Choses vues/1848/Chez Lamartine

Ollendorf (Œuvres complètes. Tome 25p. 421).


[CHEZ LAMARTINE.]


Le 30 décembre 1848 fut un samedi. Le samedi était le jour de réception de M. de Lamartine ; M. de Girardin alla le voir ; tant d’événements étaient survenus depuis leur rupture que le rapprochement était devenu possible. En politique, les événements qui éloignent les dates rapprochent les hommes. On parla de l’élection du président. M. de Lamartine, blanc, courbé depuis février, vieilli de dix ans en dix mois, était calme, souriant et triste. Il prenait avec gravité son échec. — Je n’ai rien à dire, le suffrage universel m’a conspué. Je n’accepte ni ne refuse le jugement. J’attends. — Il avait raison d’attendre, car les personnages comme Lamartine peuvent être jugés en première instance par la raison des hommes, mais ne sont jamais jugés en dernier ressort que par la raison des choses.

Du reste toujours le même ; noble, tranquille, généreux, tout entier au pays, poussant le patriotisme jusqu’au dévouement, et le dévouement jusqu’à l’abnégation. Il y eut un moment où il dit une parole remarquable. — Émile de Girardin lui disait : — Le ministère chétif qu’on vient de faire, sur le conseil intéressé de Thiers, est une faute peut-être irréparable.
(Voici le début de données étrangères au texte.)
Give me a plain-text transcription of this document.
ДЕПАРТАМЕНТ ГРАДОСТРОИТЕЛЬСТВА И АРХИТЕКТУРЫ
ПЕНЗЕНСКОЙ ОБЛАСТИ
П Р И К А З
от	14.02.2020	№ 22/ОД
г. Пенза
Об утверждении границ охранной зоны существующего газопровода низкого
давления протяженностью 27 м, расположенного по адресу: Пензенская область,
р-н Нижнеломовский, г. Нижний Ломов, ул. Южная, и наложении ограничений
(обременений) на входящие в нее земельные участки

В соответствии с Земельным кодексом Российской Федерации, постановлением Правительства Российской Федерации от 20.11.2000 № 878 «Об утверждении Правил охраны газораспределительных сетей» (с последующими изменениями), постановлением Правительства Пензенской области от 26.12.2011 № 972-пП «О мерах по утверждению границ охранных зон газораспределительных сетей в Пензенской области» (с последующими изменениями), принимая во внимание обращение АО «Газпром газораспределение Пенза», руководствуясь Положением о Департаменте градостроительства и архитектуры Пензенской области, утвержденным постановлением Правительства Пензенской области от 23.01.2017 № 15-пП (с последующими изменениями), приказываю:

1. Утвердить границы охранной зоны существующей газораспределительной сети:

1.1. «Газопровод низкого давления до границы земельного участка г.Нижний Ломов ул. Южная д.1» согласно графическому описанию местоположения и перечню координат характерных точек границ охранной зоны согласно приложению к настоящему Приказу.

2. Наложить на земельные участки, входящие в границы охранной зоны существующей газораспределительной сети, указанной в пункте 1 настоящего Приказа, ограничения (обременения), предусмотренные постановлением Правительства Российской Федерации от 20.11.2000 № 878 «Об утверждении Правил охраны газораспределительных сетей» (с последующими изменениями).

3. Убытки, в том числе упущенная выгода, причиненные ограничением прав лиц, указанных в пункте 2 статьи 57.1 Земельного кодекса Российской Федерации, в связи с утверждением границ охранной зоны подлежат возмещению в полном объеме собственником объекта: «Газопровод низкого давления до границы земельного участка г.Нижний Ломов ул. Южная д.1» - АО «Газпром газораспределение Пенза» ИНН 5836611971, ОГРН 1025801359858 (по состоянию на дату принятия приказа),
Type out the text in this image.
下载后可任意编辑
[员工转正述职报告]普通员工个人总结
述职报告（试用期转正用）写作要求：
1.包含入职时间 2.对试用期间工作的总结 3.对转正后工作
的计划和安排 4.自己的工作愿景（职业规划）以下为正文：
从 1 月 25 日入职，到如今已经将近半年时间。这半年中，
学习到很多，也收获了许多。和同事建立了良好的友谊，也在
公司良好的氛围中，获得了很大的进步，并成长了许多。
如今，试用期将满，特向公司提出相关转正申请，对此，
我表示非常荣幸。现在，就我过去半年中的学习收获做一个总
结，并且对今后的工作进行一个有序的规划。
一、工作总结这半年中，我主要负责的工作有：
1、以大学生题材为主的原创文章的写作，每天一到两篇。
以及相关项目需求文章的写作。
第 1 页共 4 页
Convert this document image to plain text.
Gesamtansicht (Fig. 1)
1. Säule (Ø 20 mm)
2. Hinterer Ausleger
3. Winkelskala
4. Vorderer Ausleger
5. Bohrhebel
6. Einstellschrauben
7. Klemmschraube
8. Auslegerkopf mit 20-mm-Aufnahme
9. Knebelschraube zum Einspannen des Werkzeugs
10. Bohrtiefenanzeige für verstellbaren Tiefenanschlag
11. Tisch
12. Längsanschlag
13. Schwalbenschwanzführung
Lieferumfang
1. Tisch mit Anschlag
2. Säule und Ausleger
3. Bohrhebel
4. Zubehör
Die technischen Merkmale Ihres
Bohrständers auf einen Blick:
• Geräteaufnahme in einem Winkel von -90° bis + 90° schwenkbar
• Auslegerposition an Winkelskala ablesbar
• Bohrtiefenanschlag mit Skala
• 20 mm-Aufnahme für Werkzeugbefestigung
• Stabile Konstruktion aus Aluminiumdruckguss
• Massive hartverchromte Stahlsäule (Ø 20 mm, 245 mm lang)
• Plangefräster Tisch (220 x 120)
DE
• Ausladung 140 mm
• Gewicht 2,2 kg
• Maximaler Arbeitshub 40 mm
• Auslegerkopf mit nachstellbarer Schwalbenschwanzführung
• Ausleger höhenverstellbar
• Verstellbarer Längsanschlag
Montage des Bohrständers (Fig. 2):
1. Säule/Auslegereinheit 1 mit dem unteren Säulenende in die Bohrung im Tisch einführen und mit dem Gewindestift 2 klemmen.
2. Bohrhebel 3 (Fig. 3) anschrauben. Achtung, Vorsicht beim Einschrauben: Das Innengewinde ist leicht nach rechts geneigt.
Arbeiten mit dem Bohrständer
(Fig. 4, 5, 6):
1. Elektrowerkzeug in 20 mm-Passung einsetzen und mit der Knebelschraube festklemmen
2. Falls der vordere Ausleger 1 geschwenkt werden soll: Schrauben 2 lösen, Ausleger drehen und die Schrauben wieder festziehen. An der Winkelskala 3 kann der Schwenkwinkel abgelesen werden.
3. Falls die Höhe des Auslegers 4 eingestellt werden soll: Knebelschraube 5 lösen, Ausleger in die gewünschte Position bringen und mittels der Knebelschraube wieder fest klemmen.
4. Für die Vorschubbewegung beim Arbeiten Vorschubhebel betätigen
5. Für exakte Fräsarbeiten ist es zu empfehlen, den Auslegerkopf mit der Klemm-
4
Louis Bonaparte eût dû appeler à lui toutes les renommées, tous les talents, toutes les illustrations de la France et en composer son cabinet. —

Quelqu’un interrompit : — Mais comment auriez-vous fait pour vous assurer le consentement de tous ces hommes ?

— Je ne le leur eusse pas demandé, répondit Girardin. J’eusse simplement mis dans le Moniteur, moi, Louis Bonaparte, chef de l’État, un manifeste dans lequel j’aurais invoqué le patriotisme de tous les hommes capables, les nommant aux plus hautes fonctions, et les rendant responsables devant la France de leur refus, et à la suite de ce manifeste j’eusse publié, sans avoir consulté les intéressés, un cabinet où on eût trouvé M. Odilon Barrot, M. Thiers, M. Molé, M. Bugeaud, M. Berryer, M. Dufaure, M. Changarnier, M. Victor Hugo et M. de Lamartine ici présent. J’affirme que, la chose ainsi faite, tous eussent accepté.

— Vous avez raison, s’écria M. de Lamartine, en ces termes et de cette façon, j’eusse accepté du président de la République un ministère quelconque, le dernier, celui dont personne n’aurait voulu.

Et évidemment, en parlant ainsi, il entendait au fond de sa conscience une voix qui lui disait : — Et plus ce ministère aurait été petit, plus tu aurais été grand.